Quantifying and qualifying casual sex

A recent paper compares measure of "psychological wellbeing" between people whose most recent relationship was casual versus serious, and finds no difference. The paper motivates itself by the speculation in public discourse and the teachings of abstinence-only sex education that casual sex is harmful.

The qualitative research on the subject of casual sex seems pretty clear that, to the extent that they exist, the harms of casual sex would be unlikely to be found on a psychometric measure. Kathleen Bogle's qualitative study found that college-aged women feel frustrated and sometimes their feelings are hurt by differing expectations, which is also consistent with what Laura Sessions-Stepp reports in her journalistic book. I haven't ever seen anyone suggest higher rates of mental illness among people who have casual sex. It seems highly unlikely that casual sex poses a public mental health problem. (Casual sex does likely increase the total lifetime number of sex partners, so increases STD risk, but that's not the main issue here.)

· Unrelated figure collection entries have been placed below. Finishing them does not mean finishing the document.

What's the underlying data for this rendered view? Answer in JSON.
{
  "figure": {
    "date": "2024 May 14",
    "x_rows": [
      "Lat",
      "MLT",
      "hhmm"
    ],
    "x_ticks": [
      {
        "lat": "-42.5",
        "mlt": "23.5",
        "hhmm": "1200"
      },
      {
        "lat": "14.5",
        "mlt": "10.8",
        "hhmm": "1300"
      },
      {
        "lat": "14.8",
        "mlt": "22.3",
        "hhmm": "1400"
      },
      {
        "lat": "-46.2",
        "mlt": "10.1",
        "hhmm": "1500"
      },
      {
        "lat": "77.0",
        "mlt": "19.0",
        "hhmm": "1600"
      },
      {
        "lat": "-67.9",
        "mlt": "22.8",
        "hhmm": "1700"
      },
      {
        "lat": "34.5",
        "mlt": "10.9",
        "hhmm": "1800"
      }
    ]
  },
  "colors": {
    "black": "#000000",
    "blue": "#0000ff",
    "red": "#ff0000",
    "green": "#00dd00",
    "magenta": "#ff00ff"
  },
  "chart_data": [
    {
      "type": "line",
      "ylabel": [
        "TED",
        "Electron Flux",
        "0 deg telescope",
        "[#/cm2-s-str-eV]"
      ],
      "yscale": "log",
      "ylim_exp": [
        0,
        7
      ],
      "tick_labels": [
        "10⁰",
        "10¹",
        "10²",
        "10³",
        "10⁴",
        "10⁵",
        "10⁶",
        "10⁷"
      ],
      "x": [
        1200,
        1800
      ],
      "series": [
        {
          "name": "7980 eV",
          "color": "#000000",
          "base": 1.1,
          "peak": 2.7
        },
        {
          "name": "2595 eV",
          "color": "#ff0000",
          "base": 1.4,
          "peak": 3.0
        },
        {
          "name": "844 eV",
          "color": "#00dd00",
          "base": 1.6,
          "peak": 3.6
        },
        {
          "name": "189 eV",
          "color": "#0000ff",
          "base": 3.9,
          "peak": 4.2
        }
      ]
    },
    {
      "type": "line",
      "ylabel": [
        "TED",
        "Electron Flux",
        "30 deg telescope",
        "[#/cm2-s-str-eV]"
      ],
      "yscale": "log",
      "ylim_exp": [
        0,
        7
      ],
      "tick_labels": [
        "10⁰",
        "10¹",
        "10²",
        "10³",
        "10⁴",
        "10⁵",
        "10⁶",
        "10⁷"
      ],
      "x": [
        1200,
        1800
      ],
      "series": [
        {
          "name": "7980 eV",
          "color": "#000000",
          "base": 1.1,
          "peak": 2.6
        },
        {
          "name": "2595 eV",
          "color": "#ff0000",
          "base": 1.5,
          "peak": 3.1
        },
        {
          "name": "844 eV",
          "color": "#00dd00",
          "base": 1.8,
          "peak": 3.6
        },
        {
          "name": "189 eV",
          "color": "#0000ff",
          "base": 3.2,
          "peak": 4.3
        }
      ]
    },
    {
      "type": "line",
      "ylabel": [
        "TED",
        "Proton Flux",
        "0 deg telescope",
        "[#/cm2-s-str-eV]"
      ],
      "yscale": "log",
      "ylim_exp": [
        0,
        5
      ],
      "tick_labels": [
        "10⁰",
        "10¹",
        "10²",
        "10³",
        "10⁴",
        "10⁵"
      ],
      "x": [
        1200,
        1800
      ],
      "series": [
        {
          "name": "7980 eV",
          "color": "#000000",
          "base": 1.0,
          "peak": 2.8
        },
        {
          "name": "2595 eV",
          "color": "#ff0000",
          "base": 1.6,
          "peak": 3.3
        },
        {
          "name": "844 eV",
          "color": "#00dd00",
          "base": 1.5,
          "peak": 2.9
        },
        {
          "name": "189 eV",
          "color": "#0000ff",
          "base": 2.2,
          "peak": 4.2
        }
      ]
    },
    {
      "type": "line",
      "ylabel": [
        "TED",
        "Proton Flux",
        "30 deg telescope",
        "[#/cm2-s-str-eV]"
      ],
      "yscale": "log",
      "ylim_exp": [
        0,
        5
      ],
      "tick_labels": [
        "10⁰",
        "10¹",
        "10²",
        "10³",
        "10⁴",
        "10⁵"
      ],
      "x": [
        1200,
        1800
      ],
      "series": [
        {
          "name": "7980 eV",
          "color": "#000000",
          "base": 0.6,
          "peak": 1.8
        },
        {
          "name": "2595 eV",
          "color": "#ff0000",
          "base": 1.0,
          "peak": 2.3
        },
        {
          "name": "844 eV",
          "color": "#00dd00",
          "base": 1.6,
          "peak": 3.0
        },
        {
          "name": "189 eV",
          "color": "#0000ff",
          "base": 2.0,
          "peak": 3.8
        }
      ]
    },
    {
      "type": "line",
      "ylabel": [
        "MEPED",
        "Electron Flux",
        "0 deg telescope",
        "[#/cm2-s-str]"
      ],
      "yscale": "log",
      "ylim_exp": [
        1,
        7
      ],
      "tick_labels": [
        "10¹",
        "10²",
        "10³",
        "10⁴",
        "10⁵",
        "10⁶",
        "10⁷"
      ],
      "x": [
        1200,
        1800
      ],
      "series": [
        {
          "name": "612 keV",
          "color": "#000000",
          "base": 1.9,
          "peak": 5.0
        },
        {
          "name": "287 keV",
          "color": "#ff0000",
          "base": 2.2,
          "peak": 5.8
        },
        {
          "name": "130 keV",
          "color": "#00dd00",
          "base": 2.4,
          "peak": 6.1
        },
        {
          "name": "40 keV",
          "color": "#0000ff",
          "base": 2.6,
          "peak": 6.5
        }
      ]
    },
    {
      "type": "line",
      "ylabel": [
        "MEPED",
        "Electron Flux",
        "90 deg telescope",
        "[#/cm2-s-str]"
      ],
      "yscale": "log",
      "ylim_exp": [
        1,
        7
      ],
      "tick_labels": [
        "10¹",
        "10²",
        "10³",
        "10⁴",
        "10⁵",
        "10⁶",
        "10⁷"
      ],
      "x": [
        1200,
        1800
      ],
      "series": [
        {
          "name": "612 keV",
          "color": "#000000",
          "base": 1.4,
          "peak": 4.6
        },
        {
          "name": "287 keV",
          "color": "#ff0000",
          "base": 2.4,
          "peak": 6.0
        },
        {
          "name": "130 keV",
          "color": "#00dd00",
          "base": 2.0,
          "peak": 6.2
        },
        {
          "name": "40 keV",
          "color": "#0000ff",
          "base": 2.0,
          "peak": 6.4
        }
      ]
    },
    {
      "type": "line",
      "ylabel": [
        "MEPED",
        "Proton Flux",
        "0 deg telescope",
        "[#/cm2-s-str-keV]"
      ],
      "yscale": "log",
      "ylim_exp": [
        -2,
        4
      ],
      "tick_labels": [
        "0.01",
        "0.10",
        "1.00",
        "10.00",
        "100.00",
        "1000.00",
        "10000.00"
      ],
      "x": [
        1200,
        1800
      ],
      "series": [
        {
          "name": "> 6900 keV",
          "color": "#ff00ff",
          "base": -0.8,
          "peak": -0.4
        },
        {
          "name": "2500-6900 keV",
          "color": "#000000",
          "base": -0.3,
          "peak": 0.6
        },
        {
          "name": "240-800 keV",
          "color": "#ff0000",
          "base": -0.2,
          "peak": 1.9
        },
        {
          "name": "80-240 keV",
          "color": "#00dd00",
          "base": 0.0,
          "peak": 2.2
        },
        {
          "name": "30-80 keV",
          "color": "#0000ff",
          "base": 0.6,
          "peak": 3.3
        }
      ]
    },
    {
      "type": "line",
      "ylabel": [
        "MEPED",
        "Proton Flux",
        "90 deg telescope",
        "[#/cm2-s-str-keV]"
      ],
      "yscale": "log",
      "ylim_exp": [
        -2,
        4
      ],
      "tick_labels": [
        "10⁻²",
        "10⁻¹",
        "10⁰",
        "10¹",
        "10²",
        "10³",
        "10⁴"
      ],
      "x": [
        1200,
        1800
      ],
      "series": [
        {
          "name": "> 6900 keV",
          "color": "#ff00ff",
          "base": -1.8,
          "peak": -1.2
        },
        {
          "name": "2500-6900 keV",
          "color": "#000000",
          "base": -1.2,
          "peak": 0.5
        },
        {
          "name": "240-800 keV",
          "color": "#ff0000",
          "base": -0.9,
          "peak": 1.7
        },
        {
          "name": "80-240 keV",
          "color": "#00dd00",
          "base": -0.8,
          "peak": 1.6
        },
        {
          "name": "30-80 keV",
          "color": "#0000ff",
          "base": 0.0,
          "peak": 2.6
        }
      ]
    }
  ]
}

The lack of a quantitative measure for romantic frustration doesn't make it unimportant. Just as quantitative research finds that married men seem to be in better physical and mental health than unmarried, but no difference for women, doesn't diminish the importance of the desire of many unmarried women to be in committed relationships. Likewise, quantitative research finds that people with children are more unhappy than people without, and yet there is an entire medical subfield dedicated to making people unhappy by helping them have children. (Likewise, my understanding is that US medical doctors stopped performing sex reassignment surgery after quantitative studies found no improvement after surgery, and yet qualitatively transgendered people who choose surgery report an improvement.)

Intangibles are important. Keep those qualitative studies coming.